Finally, ADP-ribosylarginine hydrolase (adprhl1; OG0001509) exhibited convergent substitutions at the adenosine-5′-diphosphate ligand site (Fig. 3d). This active site is important for the post-translational modifications of proteins (Mashimo et al. 2014). Although the ADP-ribosylarginine hydrolase gene family affects multiple processes, its link to tumorigenesis might be particularly relevant for the Xiphophorus (platyfish) species, which readily form skin melanomas (Kozlov 2014; Mashimo et al. 2014).

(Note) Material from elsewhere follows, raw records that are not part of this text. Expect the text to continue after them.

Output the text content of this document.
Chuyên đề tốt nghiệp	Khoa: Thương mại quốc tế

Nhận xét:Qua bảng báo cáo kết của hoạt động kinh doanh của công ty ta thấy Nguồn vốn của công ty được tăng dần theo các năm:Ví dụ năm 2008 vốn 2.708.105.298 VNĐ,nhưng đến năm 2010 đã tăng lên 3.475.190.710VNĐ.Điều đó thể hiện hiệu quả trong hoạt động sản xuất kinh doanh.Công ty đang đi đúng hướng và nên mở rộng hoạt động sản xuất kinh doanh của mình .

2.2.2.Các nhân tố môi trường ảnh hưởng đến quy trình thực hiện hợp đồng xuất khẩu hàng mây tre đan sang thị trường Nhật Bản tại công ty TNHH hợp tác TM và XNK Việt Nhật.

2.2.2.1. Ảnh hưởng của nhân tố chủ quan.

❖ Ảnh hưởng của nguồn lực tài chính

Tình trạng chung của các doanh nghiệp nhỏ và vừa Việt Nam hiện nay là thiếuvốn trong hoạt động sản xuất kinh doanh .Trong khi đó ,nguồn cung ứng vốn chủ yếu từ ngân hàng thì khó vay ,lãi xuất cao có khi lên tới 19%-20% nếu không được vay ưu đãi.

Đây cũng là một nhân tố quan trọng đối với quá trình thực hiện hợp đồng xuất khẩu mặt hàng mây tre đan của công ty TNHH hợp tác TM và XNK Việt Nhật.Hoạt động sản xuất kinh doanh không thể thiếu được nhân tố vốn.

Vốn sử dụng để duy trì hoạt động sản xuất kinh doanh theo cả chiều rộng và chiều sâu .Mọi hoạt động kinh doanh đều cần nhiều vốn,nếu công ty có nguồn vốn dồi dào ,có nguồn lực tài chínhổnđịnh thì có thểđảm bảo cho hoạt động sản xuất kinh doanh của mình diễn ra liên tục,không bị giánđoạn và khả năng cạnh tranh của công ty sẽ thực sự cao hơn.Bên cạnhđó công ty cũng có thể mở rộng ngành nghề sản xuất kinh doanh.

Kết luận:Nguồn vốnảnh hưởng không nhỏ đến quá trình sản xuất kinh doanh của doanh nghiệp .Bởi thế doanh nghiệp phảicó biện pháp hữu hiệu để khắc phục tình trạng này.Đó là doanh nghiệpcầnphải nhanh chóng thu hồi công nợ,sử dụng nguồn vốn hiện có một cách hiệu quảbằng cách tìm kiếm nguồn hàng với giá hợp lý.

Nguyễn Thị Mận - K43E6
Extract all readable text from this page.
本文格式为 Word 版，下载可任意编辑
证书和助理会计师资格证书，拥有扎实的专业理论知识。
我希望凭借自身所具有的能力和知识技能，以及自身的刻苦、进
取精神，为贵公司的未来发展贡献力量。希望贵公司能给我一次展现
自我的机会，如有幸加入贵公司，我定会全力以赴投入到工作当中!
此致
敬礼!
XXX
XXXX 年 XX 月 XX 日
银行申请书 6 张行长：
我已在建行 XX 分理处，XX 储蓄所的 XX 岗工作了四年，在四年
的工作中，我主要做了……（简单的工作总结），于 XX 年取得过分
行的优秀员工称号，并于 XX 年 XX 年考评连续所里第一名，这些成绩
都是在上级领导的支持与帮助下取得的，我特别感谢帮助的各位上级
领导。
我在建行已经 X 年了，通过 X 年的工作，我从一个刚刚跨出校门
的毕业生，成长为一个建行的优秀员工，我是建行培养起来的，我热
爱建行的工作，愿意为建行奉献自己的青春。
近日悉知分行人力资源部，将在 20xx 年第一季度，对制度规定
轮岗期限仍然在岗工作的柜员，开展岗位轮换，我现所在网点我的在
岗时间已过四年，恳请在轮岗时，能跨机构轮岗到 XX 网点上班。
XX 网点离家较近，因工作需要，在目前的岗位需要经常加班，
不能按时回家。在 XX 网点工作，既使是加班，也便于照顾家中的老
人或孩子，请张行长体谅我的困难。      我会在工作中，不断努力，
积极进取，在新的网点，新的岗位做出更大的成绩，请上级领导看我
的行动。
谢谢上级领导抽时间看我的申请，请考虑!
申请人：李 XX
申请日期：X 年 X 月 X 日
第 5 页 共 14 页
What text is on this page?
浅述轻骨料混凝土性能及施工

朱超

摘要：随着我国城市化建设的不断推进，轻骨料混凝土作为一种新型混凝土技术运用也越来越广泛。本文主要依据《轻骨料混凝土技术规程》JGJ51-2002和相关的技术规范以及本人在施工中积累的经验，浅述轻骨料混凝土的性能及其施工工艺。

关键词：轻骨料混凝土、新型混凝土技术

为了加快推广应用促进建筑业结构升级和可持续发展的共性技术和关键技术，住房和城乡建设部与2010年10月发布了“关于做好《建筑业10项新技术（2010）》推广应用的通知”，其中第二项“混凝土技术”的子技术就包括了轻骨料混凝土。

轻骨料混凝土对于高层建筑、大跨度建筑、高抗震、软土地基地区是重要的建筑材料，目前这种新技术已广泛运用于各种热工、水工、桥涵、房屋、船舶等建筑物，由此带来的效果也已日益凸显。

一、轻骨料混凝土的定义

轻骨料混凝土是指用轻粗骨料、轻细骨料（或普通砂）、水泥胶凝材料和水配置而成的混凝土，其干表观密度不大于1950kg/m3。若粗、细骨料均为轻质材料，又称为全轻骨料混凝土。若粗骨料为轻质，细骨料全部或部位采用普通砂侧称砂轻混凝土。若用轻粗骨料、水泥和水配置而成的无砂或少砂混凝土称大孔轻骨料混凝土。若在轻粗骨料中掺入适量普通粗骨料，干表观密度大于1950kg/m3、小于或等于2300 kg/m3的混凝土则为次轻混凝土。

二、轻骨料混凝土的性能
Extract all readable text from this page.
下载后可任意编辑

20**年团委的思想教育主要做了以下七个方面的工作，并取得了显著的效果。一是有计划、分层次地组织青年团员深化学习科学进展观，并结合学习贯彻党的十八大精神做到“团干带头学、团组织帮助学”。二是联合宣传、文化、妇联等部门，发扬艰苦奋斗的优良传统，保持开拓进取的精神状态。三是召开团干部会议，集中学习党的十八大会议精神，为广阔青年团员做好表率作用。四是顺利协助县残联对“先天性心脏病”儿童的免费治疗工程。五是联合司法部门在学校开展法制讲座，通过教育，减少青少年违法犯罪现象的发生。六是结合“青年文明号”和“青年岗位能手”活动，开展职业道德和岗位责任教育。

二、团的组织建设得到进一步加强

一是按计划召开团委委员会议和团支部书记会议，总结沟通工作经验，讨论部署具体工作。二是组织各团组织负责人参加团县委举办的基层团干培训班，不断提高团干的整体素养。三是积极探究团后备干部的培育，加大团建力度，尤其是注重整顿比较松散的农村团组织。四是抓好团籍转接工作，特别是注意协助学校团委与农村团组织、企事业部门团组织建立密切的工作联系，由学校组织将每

In addition to the above cases of site-specific molecular convergence, we also observed a remarkable convergence in the polypeptide N-acetylgalactosaminyltransferase 6 (GALNTL6) along 7 branches, primarily in Pomacentridae and Syngnathidae (Figure S11). GALNTL6 is proposed to play a role in the initiation or regulation of mucin-type O-glycosylation (Diamant et al. 2025). Using data from Bgee, we observed high expression in the reproductive and skeletal systems across teleost species (Figure S11). Although its precise enzymatic activity remains poorly characterized, the expression patterns suggest that GALNTL6 may have lineage-specific functional roles in reproduction and skeletal development, warranting further investigation.
Pleiotropy and adaptive evolution
Considering that many of the convergent genes have multiple functions and are expressed in multiple tissues (as demonstrated by their low GO terms semantic similarity and low tissue specificity), they could have beneficial pleiotropic effects during periods of ecological shifts (Bomblies and Peichel 2022; Rennison and Peichel 2022; Kinsler et al. 2024; Barua et al. 2025). Although traditionally considered as a source of genetic constraints (Orr 2000), studies in several model systems as well as natural populations have shown that the idea of pleiotropy constraining adaptation needs to be reconsidered (Paaby and Rockman 2013; Zhang 2023). For example, a vital gene responsible for the adaptation to freshwater habitats in sticklebacks, Ectodysplasin (Eda), is highly pleiotropic and responsible for ectodermal appendage formation, sensory system patterning, and schooling behavior (Mills et al. 2014; Greenwood et al. 2016). Intermediate levels of pleiotropy might even enhance adaptive potential by causing greater fitness gain and increasing the fixation of beneficial alleles (Hansen 2003; Wang et al. 2010; Barua et al. 2025).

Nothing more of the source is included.